Ils sont des centaines de milliers, la plupart originaires d’Afrique sub-saharienne, à être venus en Libye au cours des dix dernières années, soit pour s’y installer, soit pour y transiter avant de rejoindre l’Europe. Beaucoup d’étrangers sont arrivés là pour des motifs économiques mais certains ont fui leur pays d’origine en raison des persécutions ou de la guerre. Autrefois bien accueillis au titre de main d’œuvre à bon marché, les Africains sub-sahariens sont aujourd’hui confrontés à des contrôles d’immigration stricts, à la détention et à l’expulsion.
Les violences physiques subies au moment de leur arrestation constituent un problème récurrent, a révélé Human Rights Watch. En outre, les étrangers qui avaient passé un certain temps en Libye ont fait état de mauvais traitements en détention, notamment des passages à tabac, une surpopulation carcérale, des conditions médiocres, l’impossibilité de consulter un avocat et à l’accès limité à l’information en attendant l’expulsion.

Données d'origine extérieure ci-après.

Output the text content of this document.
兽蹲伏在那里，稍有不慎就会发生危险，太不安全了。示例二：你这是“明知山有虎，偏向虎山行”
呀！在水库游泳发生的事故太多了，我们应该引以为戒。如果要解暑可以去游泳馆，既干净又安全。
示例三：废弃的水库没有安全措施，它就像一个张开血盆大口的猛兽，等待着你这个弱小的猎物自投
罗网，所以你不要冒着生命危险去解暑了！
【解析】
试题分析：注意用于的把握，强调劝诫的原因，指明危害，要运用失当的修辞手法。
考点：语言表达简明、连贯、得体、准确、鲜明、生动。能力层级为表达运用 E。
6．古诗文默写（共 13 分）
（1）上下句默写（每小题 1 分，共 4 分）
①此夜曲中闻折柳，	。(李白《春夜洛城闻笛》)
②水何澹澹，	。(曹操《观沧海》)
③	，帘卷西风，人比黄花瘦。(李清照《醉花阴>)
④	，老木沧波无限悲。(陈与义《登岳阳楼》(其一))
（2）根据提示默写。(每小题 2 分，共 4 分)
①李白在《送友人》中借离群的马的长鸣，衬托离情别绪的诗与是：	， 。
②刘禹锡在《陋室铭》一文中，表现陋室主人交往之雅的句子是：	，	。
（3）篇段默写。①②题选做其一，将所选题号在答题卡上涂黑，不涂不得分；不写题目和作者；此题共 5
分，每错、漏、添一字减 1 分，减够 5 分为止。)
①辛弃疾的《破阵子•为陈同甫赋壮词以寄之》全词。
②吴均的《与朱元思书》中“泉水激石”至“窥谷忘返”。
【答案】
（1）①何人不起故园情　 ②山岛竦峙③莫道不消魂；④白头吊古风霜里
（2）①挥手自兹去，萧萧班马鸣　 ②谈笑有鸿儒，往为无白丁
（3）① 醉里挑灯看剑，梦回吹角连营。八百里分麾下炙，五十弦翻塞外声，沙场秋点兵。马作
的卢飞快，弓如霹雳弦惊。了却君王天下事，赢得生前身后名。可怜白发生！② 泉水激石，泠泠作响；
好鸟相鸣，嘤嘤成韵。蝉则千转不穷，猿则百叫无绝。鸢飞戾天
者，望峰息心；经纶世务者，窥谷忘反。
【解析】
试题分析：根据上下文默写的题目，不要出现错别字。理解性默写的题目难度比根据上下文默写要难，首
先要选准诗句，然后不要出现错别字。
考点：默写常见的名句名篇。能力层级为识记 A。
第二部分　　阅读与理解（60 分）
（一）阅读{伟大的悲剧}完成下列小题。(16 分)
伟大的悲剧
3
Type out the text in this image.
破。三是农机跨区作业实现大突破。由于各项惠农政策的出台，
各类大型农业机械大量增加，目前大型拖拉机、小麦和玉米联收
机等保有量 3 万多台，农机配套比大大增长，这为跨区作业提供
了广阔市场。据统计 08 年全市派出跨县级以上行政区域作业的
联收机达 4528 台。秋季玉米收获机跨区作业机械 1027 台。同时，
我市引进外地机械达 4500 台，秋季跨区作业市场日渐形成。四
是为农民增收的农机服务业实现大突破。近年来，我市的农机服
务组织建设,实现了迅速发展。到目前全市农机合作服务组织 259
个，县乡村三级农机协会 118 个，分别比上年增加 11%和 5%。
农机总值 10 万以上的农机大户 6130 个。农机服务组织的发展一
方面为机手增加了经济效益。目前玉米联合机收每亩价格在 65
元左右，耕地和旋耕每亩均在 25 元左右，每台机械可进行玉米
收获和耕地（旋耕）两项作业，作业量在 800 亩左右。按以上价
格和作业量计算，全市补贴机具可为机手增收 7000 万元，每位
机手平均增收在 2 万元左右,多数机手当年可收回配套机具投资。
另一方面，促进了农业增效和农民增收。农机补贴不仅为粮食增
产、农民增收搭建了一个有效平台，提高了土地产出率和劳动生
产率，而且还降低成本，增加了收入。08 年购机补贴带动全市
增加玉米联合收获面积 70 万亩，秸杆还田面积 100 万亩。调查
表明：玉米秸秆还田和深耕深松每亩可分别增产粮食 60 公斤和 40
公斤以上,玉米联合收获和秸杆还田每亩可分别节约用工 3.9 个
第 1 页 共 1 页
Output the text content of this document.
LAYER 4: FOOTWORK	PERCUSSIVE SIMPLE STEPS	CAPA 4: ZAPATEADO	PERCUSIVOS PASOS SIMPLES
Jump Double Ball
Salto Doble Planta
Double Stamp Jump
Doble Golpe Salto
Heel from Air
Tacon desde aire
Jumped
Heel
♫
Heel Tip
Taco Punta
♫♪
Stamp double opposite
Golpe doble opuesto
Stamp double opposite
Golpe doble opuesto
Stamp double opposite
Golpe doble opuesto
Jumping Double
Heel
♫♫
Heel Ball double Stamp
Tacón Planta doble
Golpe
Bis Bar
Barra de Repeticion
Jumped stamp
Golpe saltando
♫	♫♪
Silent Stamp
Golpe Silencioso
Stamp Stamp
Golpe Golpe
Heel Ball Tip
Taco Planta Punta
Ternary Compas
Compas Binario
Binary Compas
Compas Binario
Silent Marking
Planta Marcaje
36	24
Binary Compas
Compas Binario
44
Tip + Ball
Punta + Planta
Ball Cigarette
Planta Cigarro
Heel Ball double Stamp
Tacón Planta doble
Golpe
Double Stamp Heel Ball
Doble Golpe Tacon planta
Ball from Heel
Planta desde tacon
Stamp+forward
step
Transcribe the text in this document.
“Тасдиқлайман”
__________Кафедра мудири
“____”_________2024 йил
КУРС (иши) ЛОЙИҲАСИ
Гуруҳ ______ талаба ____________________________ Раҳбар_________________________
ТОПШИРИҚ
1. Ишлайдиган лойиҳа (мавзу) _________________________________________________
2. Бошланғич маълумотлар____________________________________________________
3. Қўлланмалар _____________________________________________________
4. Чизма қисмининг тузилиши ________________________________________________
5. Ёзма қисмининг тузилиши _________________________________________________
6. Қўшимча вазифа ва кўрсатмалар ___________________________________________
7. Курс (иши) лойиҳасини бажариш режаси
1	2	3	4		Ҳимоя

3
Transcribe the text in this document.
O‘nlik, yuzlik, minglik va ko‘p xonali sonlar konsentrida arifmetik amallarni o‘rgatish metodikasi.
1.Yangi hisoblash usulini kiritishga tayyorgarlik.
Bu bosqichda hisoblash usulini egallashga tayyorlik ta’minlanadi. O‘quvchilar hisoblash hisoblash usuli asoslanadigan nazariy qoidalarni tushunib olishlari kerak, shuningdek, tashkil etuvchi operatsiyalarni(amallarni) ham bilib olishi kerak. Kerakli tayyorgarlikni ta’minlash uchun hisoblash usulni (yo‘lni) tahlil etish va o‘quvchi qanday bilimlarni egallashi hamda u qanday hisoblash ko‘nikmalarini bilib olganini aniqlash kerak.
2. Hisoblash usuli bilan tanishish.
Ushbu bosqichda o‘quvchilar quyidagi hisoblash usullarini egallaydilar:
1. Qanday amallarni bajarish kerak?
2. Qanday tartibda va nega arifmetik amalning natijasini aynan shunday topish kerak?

Dans trois cas, des témoins ont rapporté à Human Rights Watch que les sévices corporels infligés par les forces de sécurité avaient conduit au décès d’un étranger placé en détention. Trois personnes interrogées ont par ailleurs confié que des agents de la sécurité avaient menacé des détenues d’abus sexuels. Bien que les conditions de détention se soient améliorées au cours des dernières années, tout porte à croire que la plupart des violences persistent.
Certaines personnes interrogées ont déclaré à Human Rights Watch qu’elles avaient été témoins ou victimes de corruption policière lors d’arrestations ou en détention. En échange d’un bakchich, des agents de la sécurité ont laissé partir des détenus ou leur ont permis de s’évader.
Le gouvernement libyen soutient que les arrestations de sans papiers sont nécessaires au maintien de l’ordre public et que les forces de sécurité les effectuent conformément à la loi. Des fonctionnaires ont confié à Human Rights Watch que certains gardes-frontières et policiers avaient fait un usage excessif de la force mais que ces incidents isolés avaient été punis par les autorités.
Selon des statistiques gouvernementales, quelque 600 000 étrangers vivent et travaillent légalement en Libye, pays qui compte une population d’environ 5,3 millions d’habitants. Mais la présence sur le territoire d’1 à 1,2 million d’étrangers en situation irrégulière pèse sur les ressources et les infrastructures.
Le refus libyen d’adopter une législation ou des procédures en matière d’asile pose un problème à divers niveaux. Tripoli n’a pas signé la Convention de 1951 sur les réfugiés et le gouvernement ne cherche pas à identifier les réfugiés ou autres qui ont besoin d’une protection internationale. Le Haut Commissariat des Nations Unies pour les réfugiés (HCR) dispose d’un bureau à Tripoli mais n’a pas d’accord de travail officiel avec les autorités.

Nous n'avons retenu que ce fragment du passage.